Quand j'écris "dans son entièreté", je ne parle pas évidemment pas d'un grand nombre d'élus de terrain (qui se battent, aujourd'hui encore, avec conviction), mais de ceux qui, dans les sphères proches du pouvoir centralisé (et dès lors qu'ils sont en contact direct avec ceux qui sont devenus des oligarques tout-puissants) semblent devenir des "politichienchiens à leur mémaîtres".
Oui, je suis vigoureux et tranchant dans ce que j'écris là, mais c'est à la bassesse (car je ne pouvais décemment pas écrire "à la hauteur") de ce qui nous a été imposé depuis 4 ans maintenant.

Tu ne le sais que trop, je fais partie de la Coordination des Intermittents et Précaires, qui lutte depuis 2003 contre de successives conventions d'assurance chômage, plus injustes et plus inadaptées les unes que les autres.
Nous ne sommes jamais battus pour notre pré carré, et avons toujours eu en tête que ce que nous défendons, nous le défendions pour tous.
Nous n'avons pas été un simple mouvement d'opposition, mais une véritable force de proposition.

Sans jamais avoir baissé les armes de la contestation, ni de la persuasion, nous sommes devenus experts de nos propres problèmes, jusqu'à proposer un Nouveau Modèle d'indemnisation du chômage pour TOUS les salariés à emploi discontinu (sachant que 87% des contrats signés depuis quelques années déjà, sont des contrats courts et précaires).
Ce faisant, nous partions des réalités du terrain, de façon à adapter une réponse adaptée en terme de droits sociaux collectifs.
En regard de la flexibilité imposée au plus grand nombre sur le marché du travail, nous apportions donc une solution de sécurité -pour une continuité de droits- à l'ensemble des concernés.
À force de lutte et de pressions, nous sommes parvenus à faire chiffrer ce modèle par les "experts de la chose", qui en sont arrivés à la conclusion que notre proposition était la plus juste, la plus vertueuse et la plus économe pour l'assurance chômage.
Pour autant, ce Nouveau Modèle est resté soigneusement remisé au placard.
Et voili-t-y pas que, lors des dernières négociations en date sur l'assurance chômage (alors que Manu "militari" Valls nous avait juré la main sur le coeur que les annexes 8 et 10 des intermittents du spectacle avaient été "sanctuarisées" -et pourquoi pas "sanctifiées", pendant qu'on y est ?), le MEDEF nous ressort de nouvelles économies à faire sur le dos des chômeurs !
Tout ceci est une immense pantalonnade, à laquelle on pourrait sourire si elle ne laissait -malheureusement et tragiquement- une grande frange de la population sur le carreau (un exemple parmi des milliers d'autres : un intermittent marseillais handicapé s'est immolé par le feu devant une caisse de retraite, la semaine dernière).
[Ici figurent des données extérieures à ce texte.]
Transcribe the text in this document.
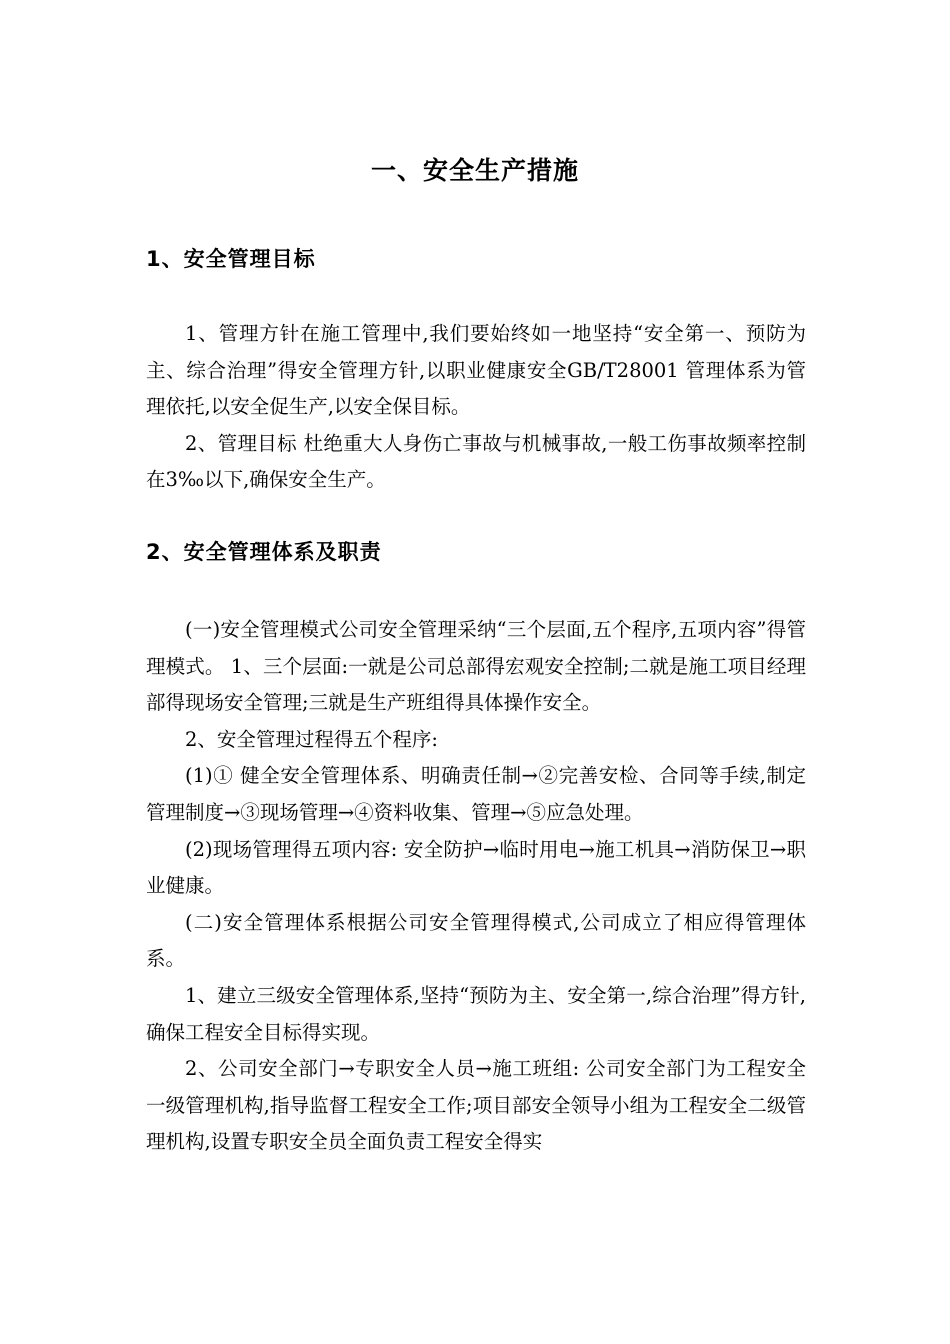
一、安全生产措施
1、安全管理目标

1、管理方针在施工管理中,我们要始终如一地坚持“安全第一、预防为主、综合治理”得安全管理方针,以职业健康安全GB/T28001 管理体系为管理依托,以安全促生产,以安全保目标。

2、管理目标 杜绝重大人身伤亡事故与机械事故,一般工伤事故频率控制在3‰以下,确保安全生产。

2、安全管理体系及职责

(一)安全管理模式公司安全管理采纳“三个层面,五个程序,五项内容”得管理模式。 1、三个层面:一就是公司总部得宏观安全控制;二就是施工项目经理部得现场安全管理;三就是生产班组得具体操作安全。

2、安全管理过程得五个程序:

(1)① 健全安全管理体系、明确责任制→②完善安检、合同等手续,制定管理制度→③现场管理→④资料收集、管理→⑤应急处理。

(2)现场管理得五项内容: 安全防护→临时用电→施工机具→消防保卫→职业健康。

(二)安全管理体系根据公司安全管理得模式,公司成立了相应得管理体系。

1、建立三级安全管理体系,坚持“预防为主、安全第一,综合治理”得方针,确保工程安全目标得实现。

2、公司安全部门→专职安全人员→施工班组: 公司安全部门为工程安全一级管理机构,指导监督工程安全工作;项目部安全领导小组为工程安全二级管理机构,设置专职安全员全面负责工程安全得实
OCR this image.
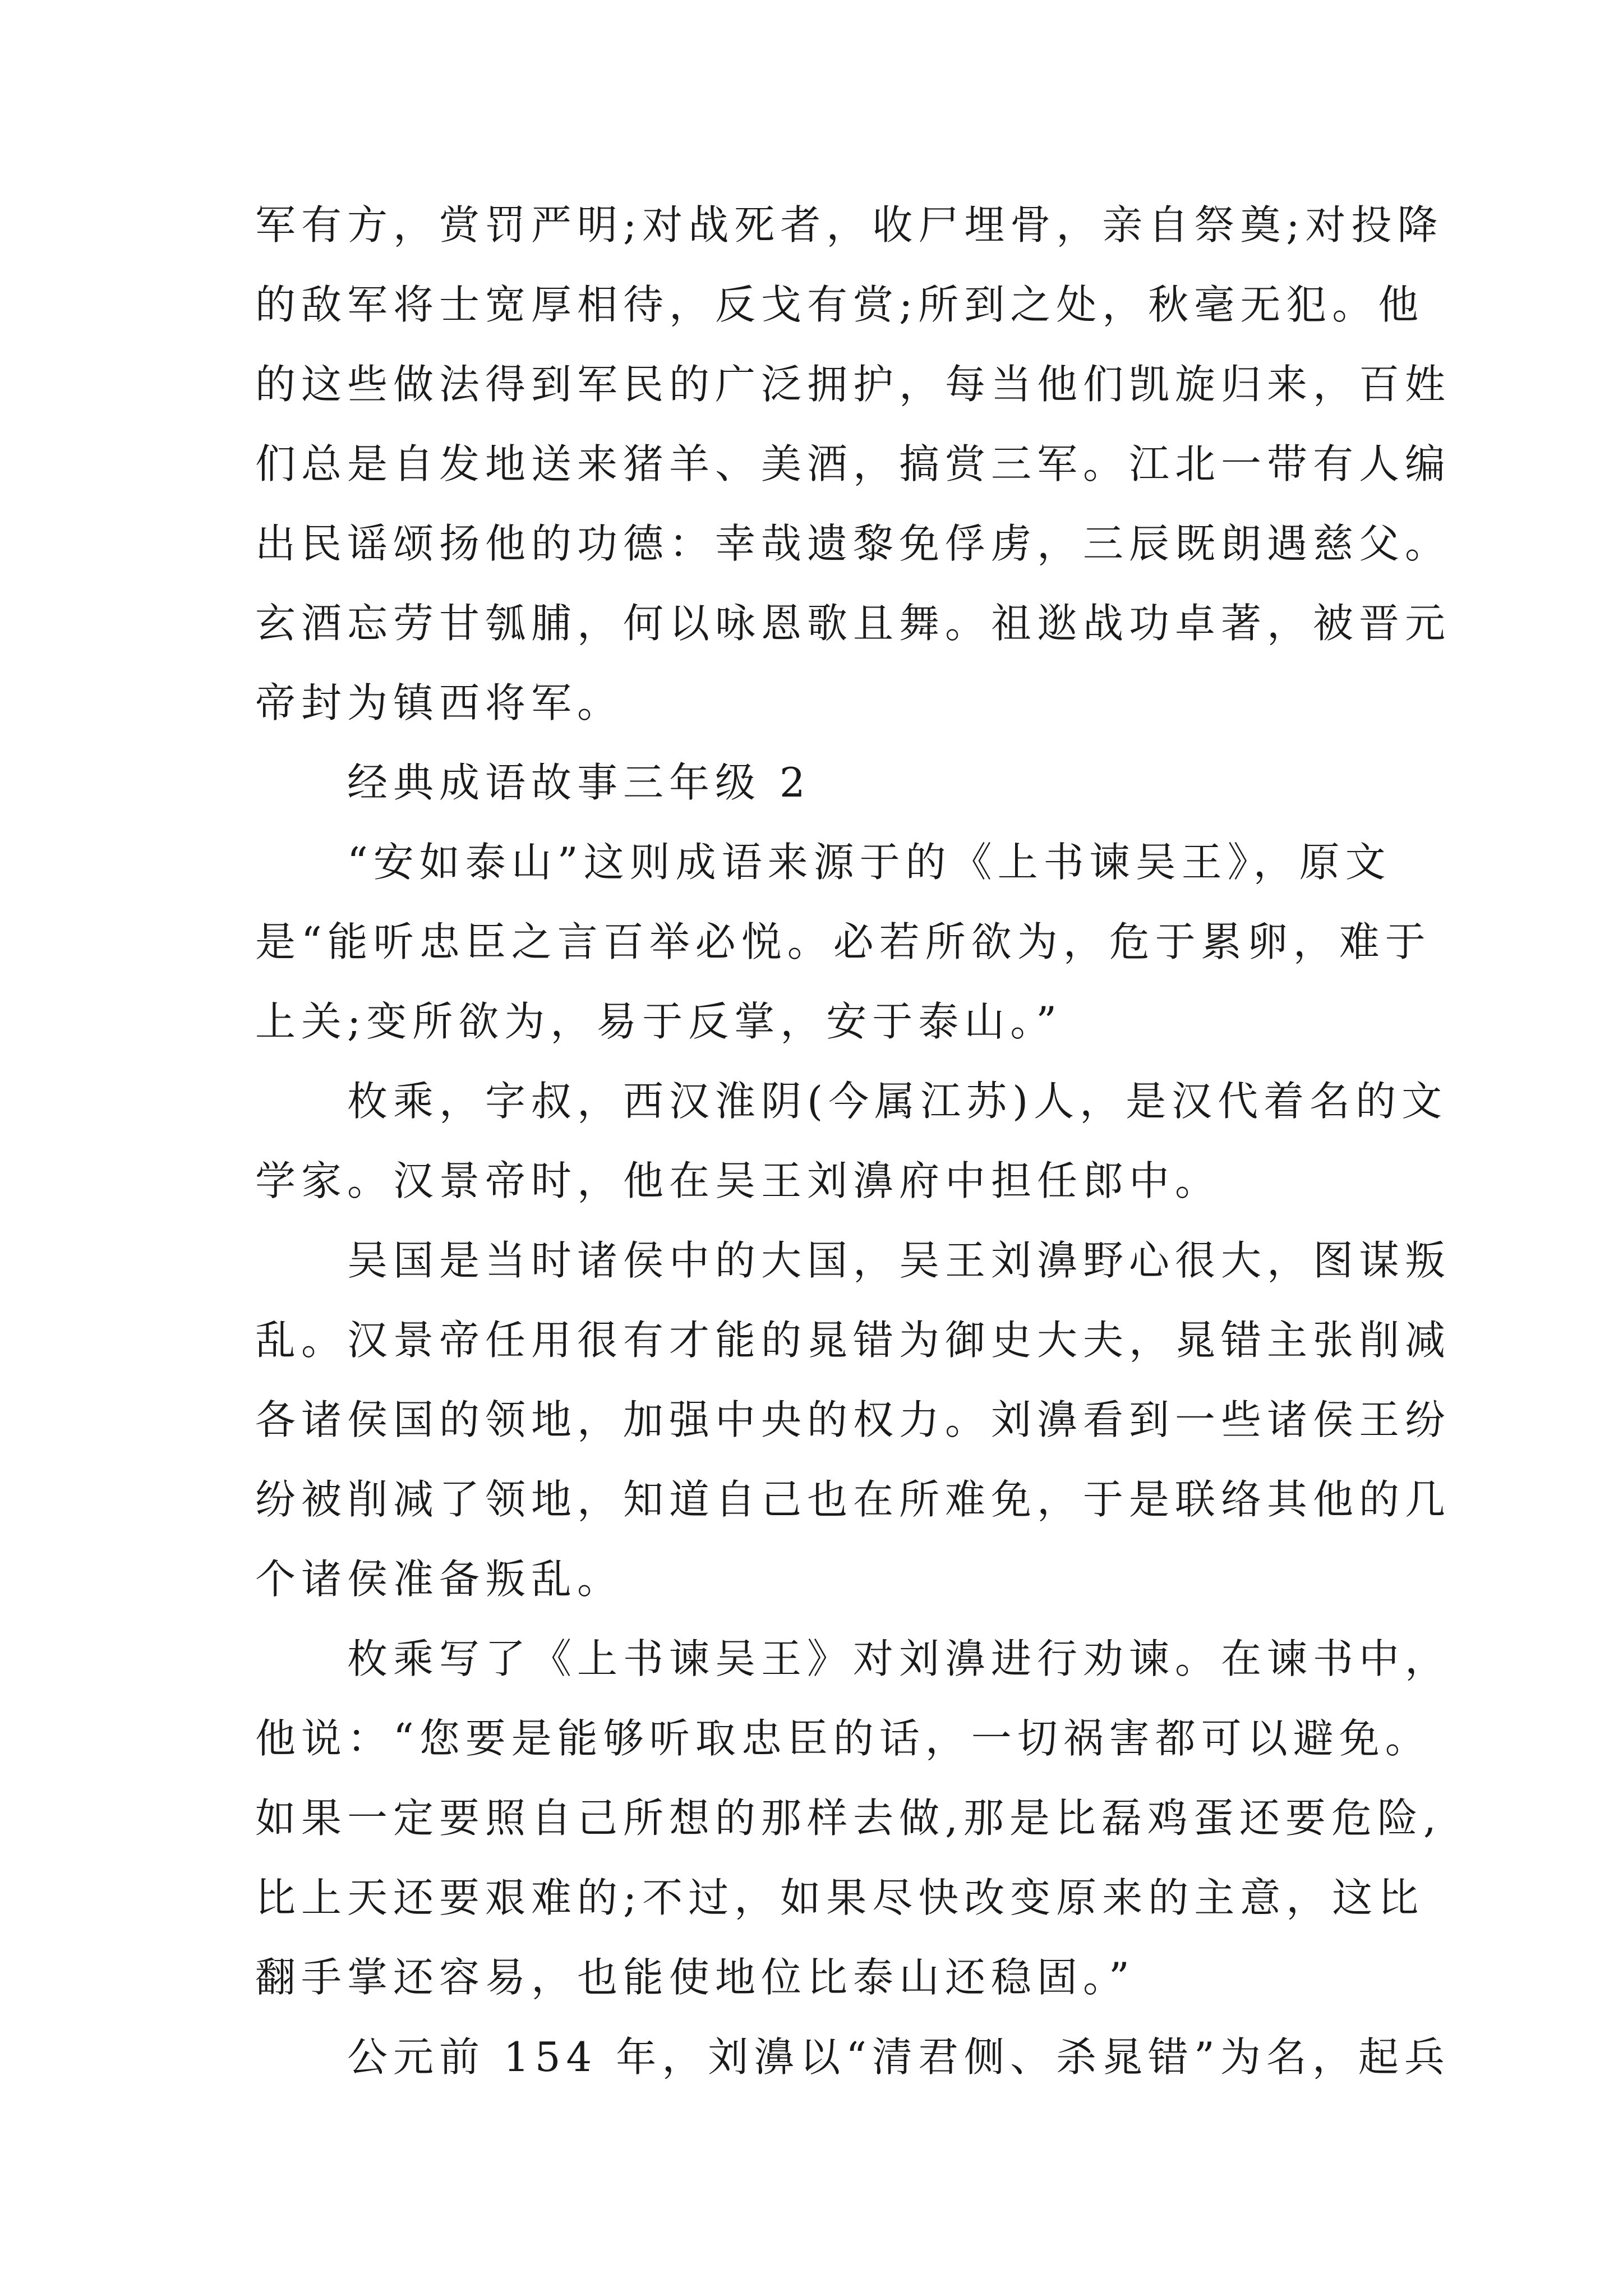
军有方，赏罚严明;对战死者，收尸埋骨，亲自祭奠;对投降
的敌军将士宽厚相待，反戈有赏;所到之处，秋毫无犯。他
的这些做法得到军民的广泛拥护，每当他们凯旋归来，百姓
们总是自发地送来猪羊、美酒，搞赏三军。江北一带有人编
出民谣颂扬他的功德：幸哉遗黎免俘虏，三辰既朗遇慈父。
玄酒忘劳甘瓠脯，何以咏恩歌且舞。祖逖战功卓著，被晋元
帝封为镇西将军。
　　经典成语故事三年级 2
　　“安如泰山”这则成语来源于的《上书谏吴王》，原文
是“能听忠臣之言百举必悦。必若所欲为，危于累卵，难于
上关;变所欲为，易于反掌，安于泰山。”
　　枚乘，字叔，西汉淮阴(今属江苏)人，是汉代着名的文
学家。汉景帝时，他在吴王刘濞府中担任郎中。
　　吴国是当时诸侯中的大国，吴王刘濞野心很大，图谋叛
乱。汉景帝任用很有才能的晁错为御史大夫，晁错主张削减
各诸侯国的领地，加强中央的权力。刘濞看到一些诸侯王纷
纷被削减了领地，知道自己也在所难免，于是联络其他的几
个诸侯准备叛乱。
　　枚乘写了《上书谏吴王》对刘濞进行劝谏。在谏书中，
他说：“您要是能够听取忠臣的话，一切祸害都可以避免。
如果一定要照自己所想的那样去做,那是比磊鸡蛋还要危险,
比上天还要艰难的;不过，如果尽快改变原来的主意，这比
翻手掌还容易，也能使地位比泰山还稳固。”
　　公元前 154 年，刘濞以“清君侧、杀晁错”为名，起兵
Par ailleurs, parce que la convention d'assurance chômage de 2014 (ratifiée par le ministre du travail de l'époque, un certain Rebsamen) nous avait semblé peu conforme au droit, nous avions engagé une bataille juridique épique contre icelle.
Et le 5 octobre 2015, le Conseil d'État (plus haute juridiction administrative française) nous a rendu justice en déclarant ladite convention ILLÉGALE sur le fond.
Qu'aurait-il dû alors se passer ?
En toute logique et en toute intégrité, le gouvernement aurait dû remettre en cause la convention d'assurance concernée et demander aux partenaires sociaux de se remettre à l'ouvrage.
Hors, non !
Au lieu de ça, ceux-ci ont manigancé et tripatouillé des petits arrangements entre amis.
Et, le 18 décembre 2015, ils ont fait passer, sous le tapis, un texte qui remettait plus ou moins d'équerre les points déclarés illégaux.
Et, le Conseil d'État ayant stipulé que la convention se devait d'être conforme au droit le 1er mars 2016, un décret caché signé El-Khomri est venu rétablir (légalement, certes, mais d'une façon totalement opaque) le droit, le 29 février (heureusement que 2016 est une année bissextile, sinon je ne sais pas comment ils se seraient extirpés d'un tel guêpier...).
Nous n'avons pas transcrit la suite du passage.